Mustafa Kemal Üniversitesi(MKÜ) Fen Edebiyat Fakültesi Arkeoloji Bölümü Öğretim Üyesi Doç. Dr. Murat Akar’ın içinde yer aldığı çok sayıda bilim insanı tarafından ortaklaşa gerçekleştirilen araştırmanın sonuçları dünyanın en prestijli tıp dergilerinden biri olan “Cell” dergisinde yayımlandı.
Avrupa, Asya ve Kuzey Amerika’daki araştırma enstitüleri ve üniversitelerin iş birliğinde gerçekleşen çalışma bilim camiasında büyük ilgi uyandırdı.
Çalışmanın en ilgi uyandıran bulgularından biri, Aççana Höyük’te bir kuyunun dibinde bulunan ve yaklaşık M.Ö. 1550’lere tarihlenen bir kadın iskeleti genetik profilinin, Orta Asya’daki Tunç Çağı popülasyonlarıyla benzerlik göstermesinin ortaya çıkarılması oldu. Bu sonuç, Tunç Çağı’nda ticaret, göç ve siyasi antlaşmalar kapsamındaki evlilikler gibi bağlamlarda insan hareketliliğinin tahmin edilenden çok daha geniş bir coğrafyaya yayıldığına işaret ettiği ortaya konuldu.
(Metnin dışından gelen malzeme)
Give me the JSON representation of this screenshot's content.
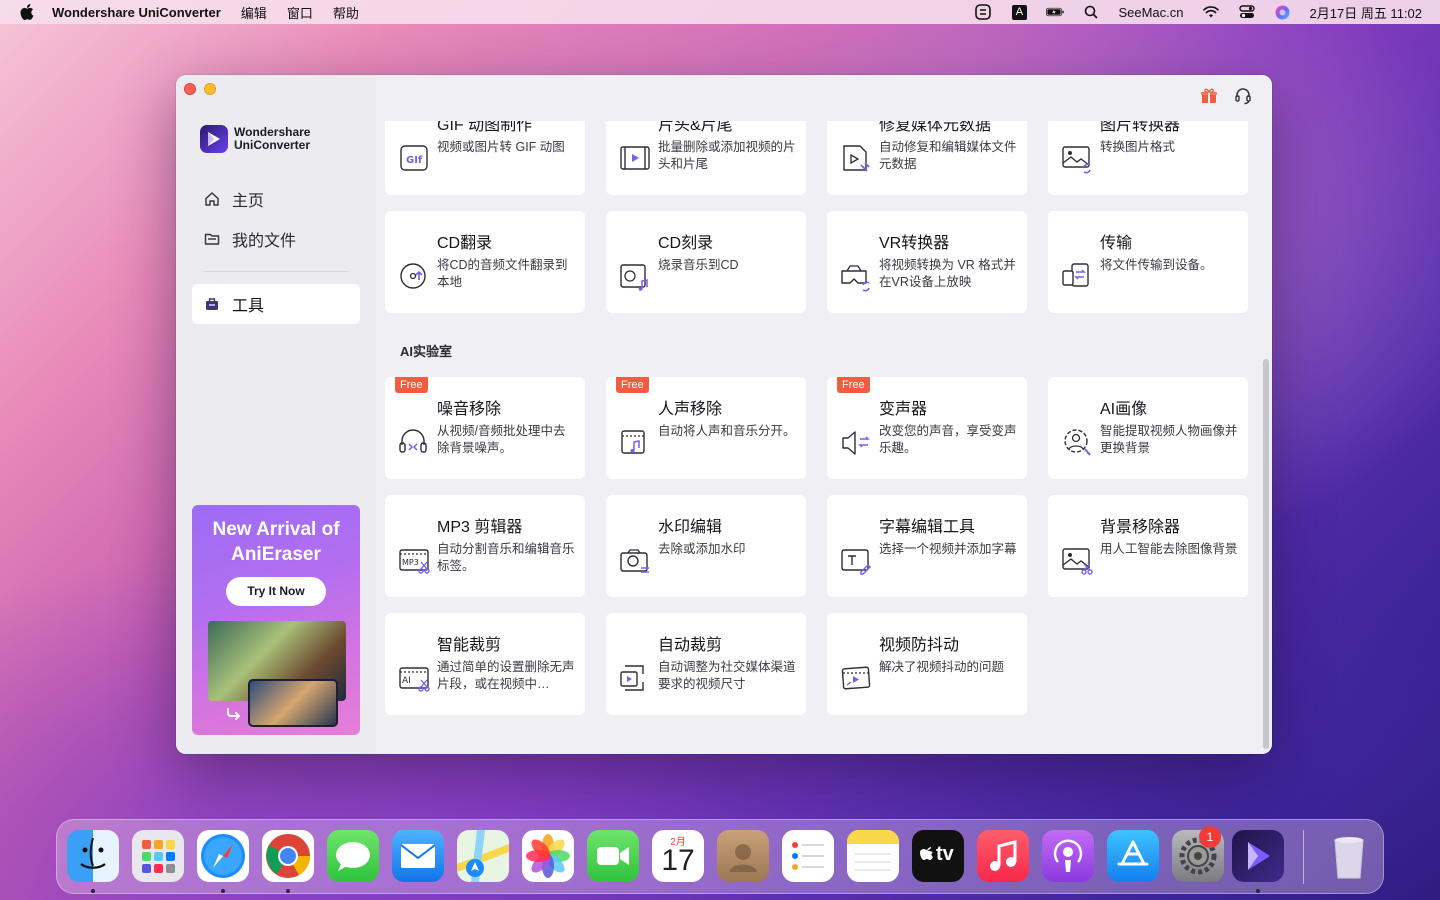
{
  "menubar": {
    "app_name": "Wondershare UniConverter",
    "menus": [
      "编辑",
      "窗口",
      "帮助"
    ],
    "input_badge": "A",
    "site": "SeeMac.cn",
    "clock": "2月17日 周五  11:02"
  },
  "sidebar": {
    "logo_line1": "Wondershare",
    "logo_line2": "UniConverter",
    "nav": [
      {
        "label": "主页",
        "icon": "home-icon"
      },
      {
        "label": "我的文件",
        "icon": "folder-icon"
      },
      {
        "label": "工具",
        "icon": "toolbox-icon",
        "active": true
      }
    ],
    "promo": {
      "title_line1": "New Arrival of",
      "title_line2": "AniEraser",
      "button": "Try It Now"
    }
  },
  "tools_top": [
    {
      "title": "GIF 动图制作",
      "desc": "视频或图片转 GIF 动图",
      "icon": "gif-icon"
    },
    {
      "title": "片头&片尾",
      "desc": "批量删除或添加视频的片头和片尾",
      "icon": "film-strip-icon"
    },
    {
      "title": "修复媒体元数据",
      "desc": "自动修复和编辑媒体文件元数据",
      "icon": "metadata-icon"
    },
    {
      "title": "图片转换器",
      "desc": "转换图片格式",
      "icon": "image-convert-icon"
    },
    {
      "title": "CD翻录",
      "desc": "将CD的音频文件翻录到本地",
      "icon": "cd-rip-icon"
    },
    {
      "title": "CD刻录",
      "desc": "烧录音乐到CD",
      "icon": "cd-burn-icon"
    },
    {
      "title": "VR转换器",
      "desc": "将视频转换为 VR 格式并在VR设备上放映",
      "icon": "vr-icon"
    },
    {
      "title": "传输",
      "desc": "将文件传输到设备。",
      "icon": "transfer-icon"
    }
  ],
  "ai_section": {
    "title": "AI实验室",
    "free_label": "Free",
    "tools": [
      {
        "title": "噪音移除",
        "desc": "从视频/音频批处理中去除背景噪声。",
        "icon": "noise-remove-icon",
        "free": true
      },
      {
        "title": "人声移除",
        "desc": "自动将人声和音乐分开。",
        "icon": "vocal-remove-icon",
        "free": true
      },
      {
        "title": "变声器",
        "desc": "改变您的声音，享受变声乐趣。",
        "icon": "voice-changer-icon",
        "free": true
      },
      {
        "title": "AI画像",
        "desc": "智能提取视频人物画像并更换背景",
        "icon": "ai-portrait-icon",
        "free": false
      },
      {
        "title": "MP3 剪辑器",
        "desc": "自动分割音乐和编辑音乐标签。",
        "icon": "mp3-cutter-icon",
        "free": false
      },
      {
        "title": "水印编辑",
        "desc": "去除或添加水印",
        "icon": "watermark-icon",
        "free": false
      },
      {
        "title": "字幕编辑工具",
        "desc": "选择一个视频并添加字幕",
        "icon": "subtitle-icon",
        "free": false
      },
      {
        "title": "背景移除器",
        "desc": "用人工智能去除图像背景",
        "icon": "bg-remove-icon",
        "free": false
      },
      {
        "title": "智能裁剪",
        "desc": "通过简单的设置删除无声片段，或在视频中…",
        "icon": "smart-trim-icon",
        "free": false
      },
      {
        "title": "自动裁剪",
        "desc": "自动调整为社交媒体渠道要求的视频尺寸",
        "icon": "auto-crop-icon",
        "free": false
      },
      {
        "title": "视频防抖动",
        "desc": "解决了视频抖动的问题",
        "icon": "stabilize-icon",
        "free": false
      }
    ]
  },
  "dock": {
    "apps": [
      "finder-icon",
      "launchpad-icon",
      "safari-icon",
      "chrome-icon",
      "messages-icon",
      "mail-icon",
      "maps-icon",
      "photos-icon",
      "facetime-icon",
      "calendar-icon",
      "contacts-icon",
      "reminders-icon",
      "notes-icon",
      "tv-icon",
      "music-icon",
      "podcasts-icon",
      "appstore-icon",
      "settings-icon",
      "uniconverter-icon",
      "trash-icon"
    ],
    "calendar_month": "2月",
    "calendar_day": "17",
    "tv_label": "tv",
    "settings_badge": "1"
  },
  "colors": {
    "accent": "#6b3ff0",
    "free_badge": "#f25c41",
    "icon_accent": "#7b5cf0"
  }
}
Çoğunluğu Aççana Höyük’ten olmak üzere Anadolu, Doğu Akdeniz ve Kafkaslardaki çeşitli yerleşim yerlerinde açığa çıkarılan yaklaşık 3500 yıllık insan iskeleti DNA’larında gerçekleştirilen genom çalışmasında günümüzden 4200 yıl önce iklim dengesizlikleri nedeniyle yaşanan felaketler ve sonrasında yaşanan göçlere 4 gen hareketliliğinin izleri konusunda çok önemli bulgular ortaya konuldu.
2003 yılından bu yana Açcana Höyük'te Prof. Dr. K. Aslıhan Yener başkanlığında devam eden çalışmalar 2020 yılı itibariyle MKÜ Arkeoloji Bölümü Öğretim Üyesi Doç. Dr. Murat Akar’ın kazı başkanlığı altında bünyesinde sürdürülüyor.
Bu kapsamda Orta Doğu Teknik Üniversitesi Jeoloji Mühendisliği ve Hatay Mustafa Kemal Üniversitesi Arkeoloji Bölümü ortaklığıyla TÜBİTAK’a önerilen “Holosen Boyunca Yaşanan İklim Değişikliklerinin Amik Ovası'ndaki Jeolojik ve Arkeolojik İzleri” başlıklı proje TÜBİTAK tarafından yüksek puanla desteklenmeye uygun bulundu.
Bu proje ile Amik Ovası’nda insanlık tarihinin son 10 bin yılı içerisinde yaşanan iklim değişikliklerinin sosyal ve siyasal düzlemdeki etkilerinin araştırılarak kuraklık gibi doğal afetlerin geçmiş topluluklar üzerindeki yansımalarının açığa çıkarılması hedefleniyor.